Linear Regression, Mixture Modeling, and Gradient Boosting to Predict Box Office Revenue: Leveraging Machine Learning in Volatile Industries
Open Access
Author:
Pevner, Joseph
Area of Honors:
Finance
Degree:
Bachelor of Science
Document Type:
Thesis
Thesis Supervisors:
Lingzhou Xue, Thesis Supervisor Brian Spangler Davis, Thesis Honors Advisor
Keywords:
Machine Learning Finance Film
Abstract:
Financial decision-making fundamentally relies upon our ability to accurately predict future cash flows, though in highly volatile markets, this poses an existential difficulty. This thesis explores the growing paradigm of applying regression and machine learning techniques to financial forecasting through a case-study of the notoriously erratic film industry. In this exploration, we pose three models of increasing complexity—a multiple linear regression, finite mixture model, and gradient boosting—to predict Domestic Box Office Revenue based upon several pre-release factors.

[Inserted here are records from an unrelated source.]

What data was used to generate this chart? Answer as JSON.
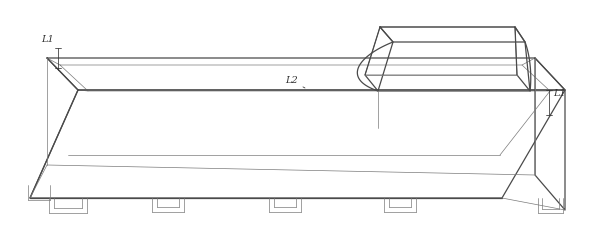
{
  "background_color": "#ffffff",
  "line_color": "#4a4a4a",
  "thin_line_color": "#7a7a7a",
  "label_color": "#333333",
  "lw_main": 0.9,
  "lw_thin": 0.5,
  "lw_label": 0.55,
  "figsize": [
    6.01,
    2.27
  ],
  "dpi": 100,
  "L1_left_label": "L1",
  "L2_label": "L2",
  "L1_right_label": "L1",
  "label_fontsize": 7.0
}
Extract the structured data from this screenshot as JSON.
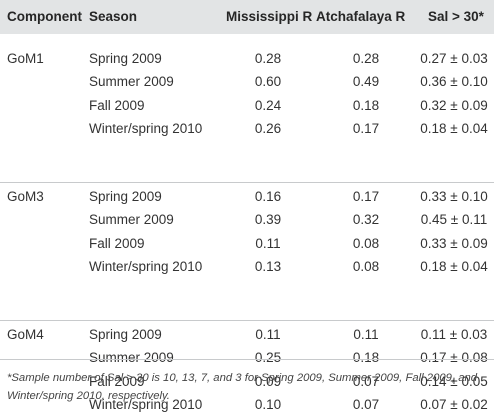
{
  "headers": [
    "Component",
    "Season",
    "Mississippi R",
    "Atchafalaya R",
    "Sal > 30*"
  ],
  "groups": [
    {
      "component": "GoM1",
      "rows": [
        {
          "season": "Spring 2009",
          "miss": "0.28",
          "atch": "0.28",
          "sal": "0.27 ± 0.03"
        },
        {
          "season": "Summer 2009",
          "miss": "0.60",
          "atch": "0.49",
          "sal": "0.36 ± 0.10"
        },
        {
          "season": "Fall 2009",
          "miss": "0.24",
          "atch": "0.18",
          "sal": "0.32 ± 0.09"
        },
        {
          "season": "Winter/spring 2010",
          "miss": "0.26",
          "atch": "0.17",
          "sal": "0.18 ± 0.04"
        }
      ]
    },
    {
      "component": "GoM3",
      "rows": [
        {
          "season": "Spring 2009",
          "miss": "0.16",
          "atch": "0.17",
          "sal": "0.33 ± 0.10"
        },
        {
          "season": "Summer 2009",
          "miss": "0.39",
          "atch": "0.32",
          "sal": "0.45 ± 0.11"
        },
        {
          "season": "Fall 2009",
          "miss": "0.11",
          "atch": "0.08",
          "sal": "0.33 ± 0.09"
        },
        {
          "season": "Winter/spring 2010",
          "miss": "0.13",
          "atch": "0.08",
          "sal": "0.18 ± 0.04"
        }
      ]
    },
    {
      "component": "GoM4",
      "rows": [
        {
          "season": "Spring 2009",
          "miss": "0.11",
          "atch": "0.11",
          "sal": "0.11 ± 0.03"
        },
        {
          "season": "Summer 2009",
          "miss": "0.25",
          "atch": "0.18",
          "sal": "0.17 ± 0.08"
        },
        {
          "season": "Fall 2009",
          "miss": "0.09",
          "atch": "0.07",
          "sal": "0.14 ± 0.05"
        },
        {
          "season": "Winter/spring 2010",
          "miss": "0.10",
          "atch": "0.07",
          "sal": "0.07 ± 0.02"
        }
      ]
    }
  ],
  "footnote": "*Sample number of Sal > 30 is 10, 13, 7, and 3 for Spring 2009, Summer 2009, Fall 2009, and Winter/spring 2010, respectively.",
  "colors": {
    "header_bg": "#e2e4e5",
    "rule": "#c8cacc",
    "text": "#333333"
  }
}
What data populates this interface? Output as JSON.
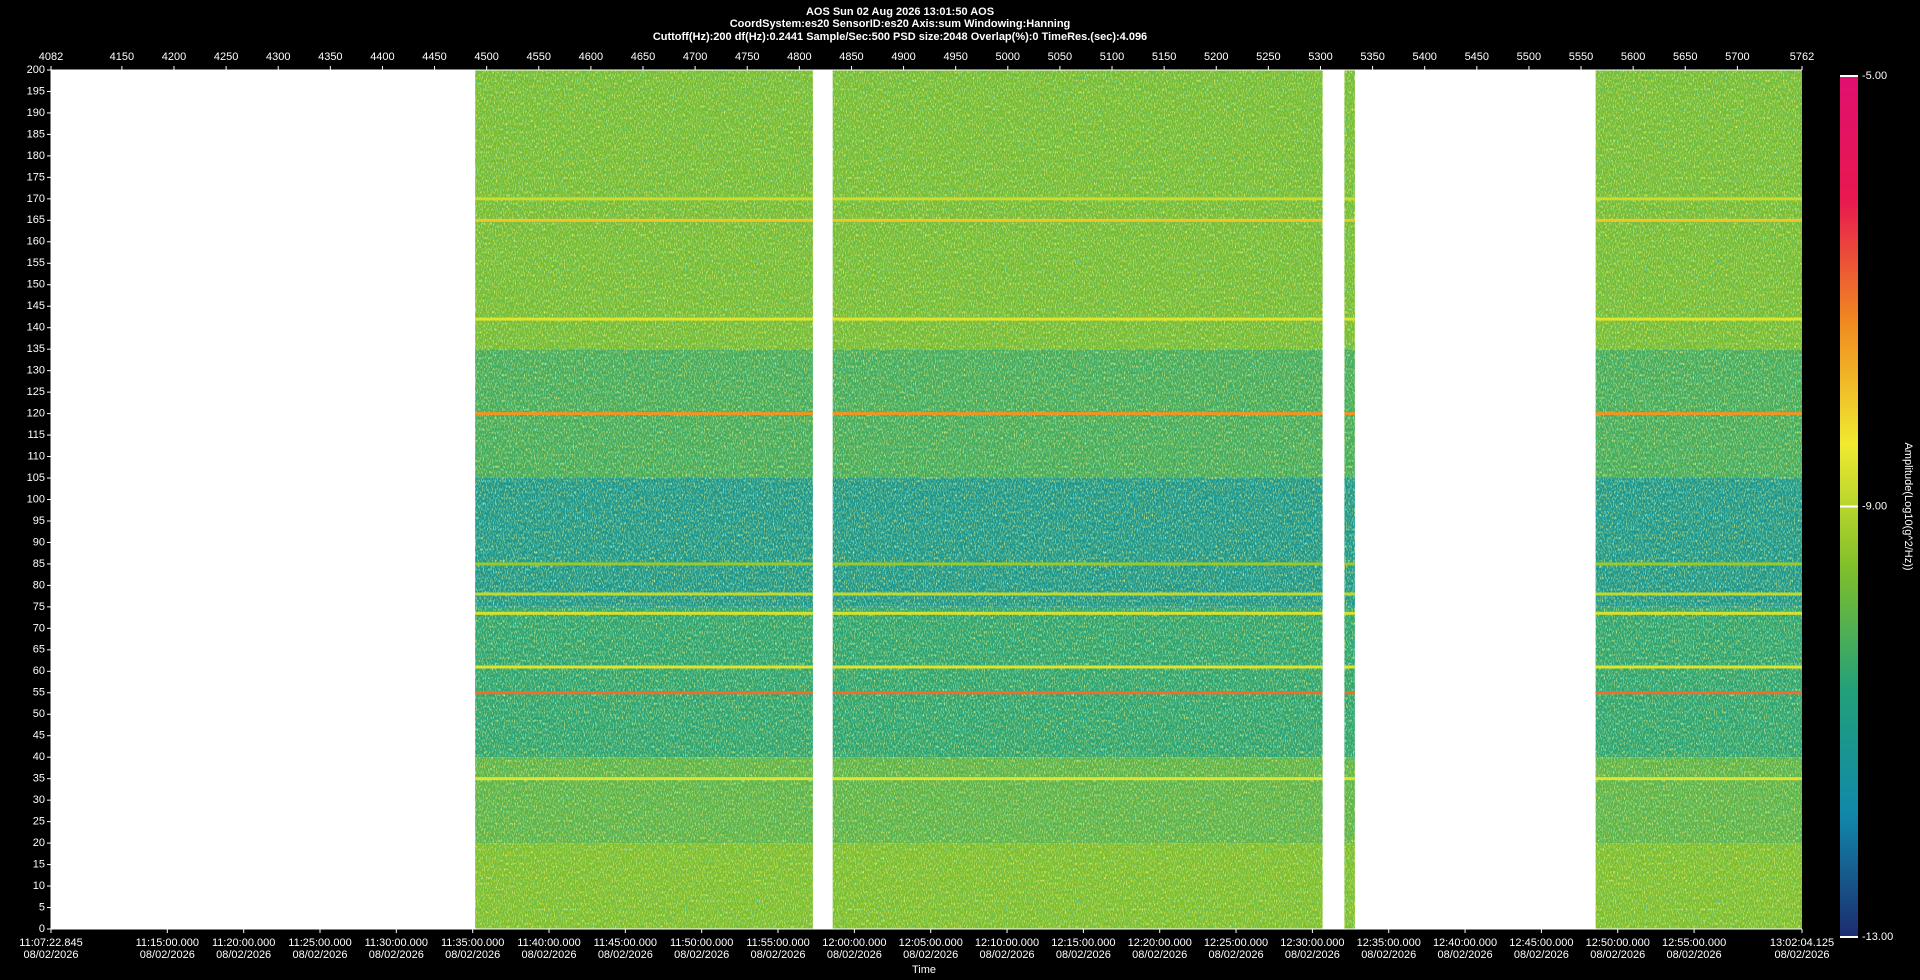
{
  "chart_data": {
    "type": "spectrogram",
    "title": "AOS  Sun 02 Aug 2026 13:01:50  AOS",
    "subtitle": "CoordSystem:es20   SensorID:es20   Axis:sum   Windowing:Hanning",
    "settings_line": "Cuttoff(Hz):200     df(Hz):0.2441     Sample/Sec:500     PSD size:2048     Overlap(%):0     TimeRes.(sec):4.096",
    "xlim": [
      4082,
      5762
    ],
    "xticks": [
      4082,
      4150,
      4200,
      4250,
      4300,
      4350,
      4400,
      4450,
      4500,
      4550,
      4600,
      4650,
      4700,
      4750,
      4800,
      4850,
      4900,
      4950,
      5000,
      5050,
      5100,
      5150,
      5200,
      5250,
      5300,
      5350,
      5400,
      5450,
      5500,
      5550,
      5600,
      5650,
      5700,
      5762
    ],
    "ylim": [
      0,
      200
    ],
    "yticks": [
      0,
      5,
      10,
      15,
      20,
      25,
      30,
      35,
      40,
      45,
      50,
      55,
      60,
      65,
      70,
      75,
      80,
      85,
      90,
      95,
      100,
      105,
      110,
      115,
      120,
      125,
      130,
      135,
      140,
      145,
      150,
      155,
      160,
      165,
      170,
      175,
      180,
      185,
      190,
      195,
      200
    ],
    "time_axis": {
      "label": "Time",
      "date": "08/02/2026",
      "lim": [
        40042.845,
        46924.125
      ],
      "ticks": [
        {
          "value": 40042.845,
          "label": "11:07:22.845"
        },
        {
          "value": 40500,
          "label": "11:15:00.000"
        },
        {
          "value": 40800,
          "label": "11:20:00.000"
        },
        {
          "value": 41100,
          "label": "11:25:00.000"
        },
        {
          "value": 41400,
          "label": "11:30:00.000"
        },
        {
          "value": 41700,
          "label": "11:35:00.000"
        },
        {
          "value": 42000,
          "label": "11:40:00.000"
        },
        {
          "value": 42300,
          "label": "11:45:00.000"
        },
        {
          "value": 42600,
          "label": "11:50:00.000"
        },
        {
          "value": 42900,
          "label": "11:55:00.000"
        },
        {
          "value": 43200,
          "label": "12:00:00.000"
        },
        {
          "value": 43500,
          "label": "12:05:00.000"
        },
        {
          "value": 43800,
          "label": "12:10:00.000"
        },
        {
          "value": 44100,
          "label": "12:15:00.000"
        },
        {
          "value": 44400,
          "label": "12:20:00.000"
        },
        {
          "value": 44700,
          "label": "12:25:00.000"
        },
        {
          "value": 45000,
          "label": "12:30:00.000"
        },
        {
          "value": 45300,
          "label": "12:35:00.000"
        },
        {
          "value": 45600,
          "label": "12:40:00.000"
        },
        {
          "value": 45900,
          "label": "12:45:00.000"
        },
        {
          "value": 46200,
          "label": "12:50:00.000"
        },
        {
          "value": 46500,
          "label": "12:55:00.000"
        },
        {
          "value": 46924.125,
          "label": "13:02:04.125"
        }
      ]
    },
    "segments": [
      [
        4489,
        4813
      ],
      [
        4832,
        5302
      ],
      [
        5323,
        5333
      ],
      [
        5564,
        5762
      ]
    ],
    "bands": [
      {
        "from": 0,
        "to": 20,
        "amplitude": -9.6
      },
      {
        "from": 20,
        "to": 40,
        "amplitude": -10.0
      },
      {
        "from": 40,
        "to": 75,
        "amplitude": -10.6
      },
      {
        "from": 75,
        "to": 105,
        "amplitude": -11.2
      },
      {
        "from": 105,
        "to": 135,
        "amplitude": -10.3
      },
      {
        "from": 135,
        "to": 200,
        "amplitude": -9.7
      }
    ],
    "lines": [
      {
        "freq": 170,
        "amplitude": -8.8
      },
      {
        "freq": 165,
        "amplitude": -8.0
      },
      {
        "freq": 142,
        "amplitude": -8.6
      },
      {
        "freq": 120,
        "amplitude": -7.4
      },
      {
        "freq": 85,
        "amplitude": -9.3
      },
      {
        "freq": 78,
        "amplitude": -8.9
      },
      {
        "freq": 73.5,
        "amplitude": -8.7
      },
      {
        "freq": 61,
        "amplitude": -8.6
      },
      {
        "freq": 55,
        "amplitude": -7.0
      },
      {
        "freq": 35,
        "amplitude": -8.6
      }
    ],
    "colorbar": {
      "label": "Amplitude(Log10(g^2/Hz))",
      "lim": [
        -13,
        -5
      ],
      "ticks": [
        {
          "value": -5,
          "label": "-5.00"
        },
        {
          "value": -9,
          "label": "-9.00"
        },
        {
          "value": -13,
          "label": "-13.00"
        }
      ],
      "colors": [
        "#1c2c6e",
        "#1188aa",
        "#22a07a",
        "#7fbf2a",
        "#f0ea30",
        "#f08a20",
        "#e81850",
        "#e01070"
      ]
    }
  }
}
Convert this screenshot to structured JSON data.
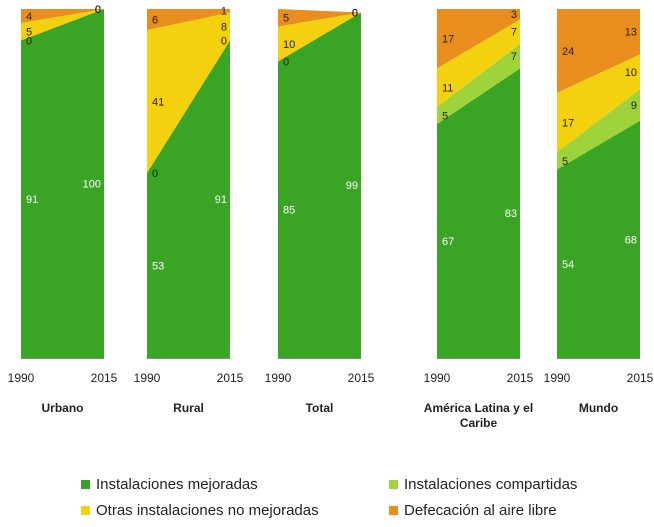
{
  "colors": {
    "Instalaciones mejoradas": "#3aa524",
    "Instalaciones compartidas": "#9fd33c",
    "Otras instalaciones no mejoradas": "#f4d10f",
    "Defecación al aire libre": "#e98d1c"
  },
  "chart_data": {
    "type": "area",
    "ylim": [
      0,
      100
    ],
    "grid": false,
    "legend_position": "bottom",
    "x": [
      "1990",
      "2015"
    ],
    "series_order": [
      "Instalaciones mejoradas",
      "Instalaciones compartidas",
      "Otras instalaciones no mejoradas",
      "Defecación al aire libre"
    ],
    "panels": [
      {
        "title": "Urbano",
        "values": {
          "Instalaciones mejoradas": [
            91,
            100
          ],
          "Instalaciones compartidas": [
            0,
            0
          ],
          "Otras instalaciones no mejoradas": [
            5,
            0
          ],
          "Defecación al aire libre": [
            4,
            0
          ]
        }
      },
      {
        "title": "Rural",
        "values": {
          "Instalaciones mejoradas": [
            53,
            91
          ],
          "Instalaciones compartidas": [
            0,
            0
          ],
          "Otras instalaciones no mejoradas": [
            41,
            8
          ],
          "Defecación al aire libre": [
            6,
            1
          ]
        }
      },
      {
        "title": "Total",
        "values": {
          "Instalaciones mejoradas": [
            85,
            99
          ],
          "Instalaciones compartidas": [
            0,
            0
          ],
          "Otras instalaciones no mejoradas": [
            10,
            0
          ],
          "Defecación al aire libre": [
            5,
            0
          ]
        }
      },
      {
        "title": "América Latina y el Caribe",
        "values": {
          "Instalaciones mejoradas": [
            67,
            83
          ],
          "Instalaciones compartidas": [
            5,
            7
          ],
          "Otras instalaciones no mejoradas": [
            11,
            7
          ],
          "Defecación al aire libre": [
            17,
            3
          ]
        }
      },
      {
        "title": "Mundo",
        "values": {
          "Instalaciones mejoradas": [
            54,
            68
          ],
          "Instalaciones compartidas": [
            5,
            9
          ],
          "Otras instalaciones no mejoradas": [
            17,
            10
          ],
          "Defecación al aire libre": [
            24,
            13
          ]
        }
      }
    ],
    "legend": [
      "Instalaciones mejoradas",
      "Instalaciones compartidas",
      "Otras instalaciones no mejoradas",
      "Defecación al aire libre"
    ]
  }
}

Exploratory analysis, data wrangling, and feature engineering are employed upon a high-dimensional vendor-acquired dataset, emphasizing the importance of ensuring data quality prior to prediction. Each model is trained with five-fold cross-validation and five repetitions to promote robust and extrapolatable predictions. Comparing the evaluation metrics such as the Pearson Correlation Coefficient, Spearman’s Correlation Coefficient, Mean Absolute Error, and Root Mean Squared Error across the three models demonstrates an increase in linearity and reduction in prediction error across an increase in model complexity. We find that the gradient boosted model is most effective in predicting revenues, approximately halving error from the baseline linear regression model, though the model poses difficulty in extracting general insights. We further submit finite mixture modeling as a balanced approach in maintaining algorithmic interpretability while generating accurate estimates. These findings demonstrate the ability of high-powered machine learning algorithms, such as expectation-maximization and gradient boosting, to forecast revenue in volatile financial environments.